Abstract

ABSTRACT The presented study evaluated different manufacturing procedures of breakfast cereals in view of their ability to preserve the natural quality of the raw material, as this is recommended by the EU Regulation 2018/848 for organic farming and the Demeter guidelines. From four crops (spelt, buckwheat, rice and quinoa), different products were manufactured: flakes, roasted flakes from cooked grains, extrudates from dough, and puffed grains. The samples (in total n = 18) were analysed for positive (thiamine, folate, lysine) and negative (acrylamide) health-related constituents, delayed fluorescence by Fluorescence Excitation Spectroscopy (FES) and food-induced emotions by the EmpathicFoodTest (EFT). The results showed that the four crops reacted similarly to the manufacturing processes, but the sensitivity of the crop was different for the health-related constituents, with spelt and rice showing greater sensitivity with respect to acrylamide formation and thiamine loss, than buckwheat and quinoa (though differences at the individual crop level were not statistically verified). The different assessment methods led to largely consistent evaluations of the processing methods: after extrusion, puffing and roasting flakes, significant quality losses were observed.

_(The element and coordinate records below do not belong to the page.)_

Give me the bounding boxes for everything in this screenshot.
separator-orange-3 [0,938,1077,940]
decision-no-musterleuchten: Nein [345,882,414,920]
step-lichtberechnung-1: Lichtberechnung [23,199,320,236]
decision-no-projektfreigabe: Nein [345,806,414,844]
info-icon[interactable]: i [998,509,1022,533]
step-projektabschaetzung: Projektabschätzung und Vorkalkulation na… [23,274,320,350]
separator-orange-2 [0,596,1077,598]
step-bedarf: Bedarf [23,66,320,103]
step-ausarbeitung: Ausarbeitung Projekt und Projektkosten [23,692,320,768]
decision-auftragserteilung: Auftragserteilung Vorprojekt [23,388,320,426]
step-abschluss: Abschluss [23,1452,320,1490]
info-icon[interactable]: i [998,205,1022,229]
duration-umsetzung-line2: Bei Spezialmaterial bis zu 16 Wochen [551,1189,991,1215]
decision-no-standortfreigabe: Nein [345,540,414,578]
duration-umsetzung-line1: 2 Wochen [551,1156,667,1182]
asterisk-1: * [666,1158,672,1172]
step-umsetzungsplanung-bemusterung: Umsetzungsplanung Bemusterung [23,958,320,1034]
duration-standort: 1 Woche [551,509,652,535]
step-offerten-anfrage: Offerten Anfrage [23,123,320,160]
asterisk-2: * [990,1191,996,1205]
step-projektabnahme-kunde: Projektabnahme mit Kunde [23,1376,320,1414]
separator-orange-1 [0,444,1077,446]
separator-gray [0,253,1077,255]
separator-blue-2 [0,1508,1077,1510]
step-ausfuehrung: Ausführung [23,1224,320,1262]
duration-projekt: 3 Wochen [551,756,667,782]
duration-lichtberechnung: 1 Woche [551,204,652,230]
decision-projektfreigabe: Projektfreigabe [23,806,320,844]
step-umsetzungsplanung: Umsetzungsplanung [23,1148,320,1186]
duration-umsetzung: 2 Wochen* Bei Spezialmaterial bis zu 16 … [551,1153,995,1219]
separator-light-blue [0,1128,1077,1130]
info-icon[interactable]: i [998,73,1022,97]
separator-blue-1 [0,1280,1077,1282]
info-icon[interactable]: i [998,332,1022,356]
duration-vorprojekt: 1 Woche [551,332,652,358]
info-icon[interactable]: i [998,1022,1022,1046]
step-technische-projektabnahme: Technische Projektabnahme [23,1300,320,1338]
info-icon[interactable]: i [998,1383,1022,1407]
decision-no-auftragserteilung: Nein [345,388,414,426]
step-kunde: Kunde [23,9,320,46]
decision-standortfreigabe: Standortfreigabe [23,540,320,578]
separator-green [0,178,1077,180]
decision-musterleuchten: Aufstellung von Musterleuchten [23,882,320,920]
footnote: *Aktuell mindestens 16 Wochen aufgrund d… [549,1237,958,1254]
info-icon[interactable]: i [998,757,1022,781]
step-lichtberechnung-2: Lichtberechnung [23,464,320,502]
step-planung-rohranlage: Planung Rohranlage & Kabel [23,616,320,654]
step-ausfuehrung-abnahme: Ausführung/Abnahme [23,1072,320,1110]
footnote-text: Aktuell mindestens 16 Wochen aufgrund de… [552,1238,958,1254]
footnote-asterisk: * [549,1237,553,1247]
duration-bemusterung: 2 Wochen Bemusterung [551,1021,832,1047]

Depending on the parameter of the test method, the classification of the degradation due to processing differed slightly: lysine degradation was significantly higher in puffed products (especially in rice and spelt) and acrylamide concentration was high (> 200 µg kg-1) in roasted and puffed spelt. The methods EFT and FES rated extruded samples particularly unfavourably. The least harmful process in all parameters was the production of flakes.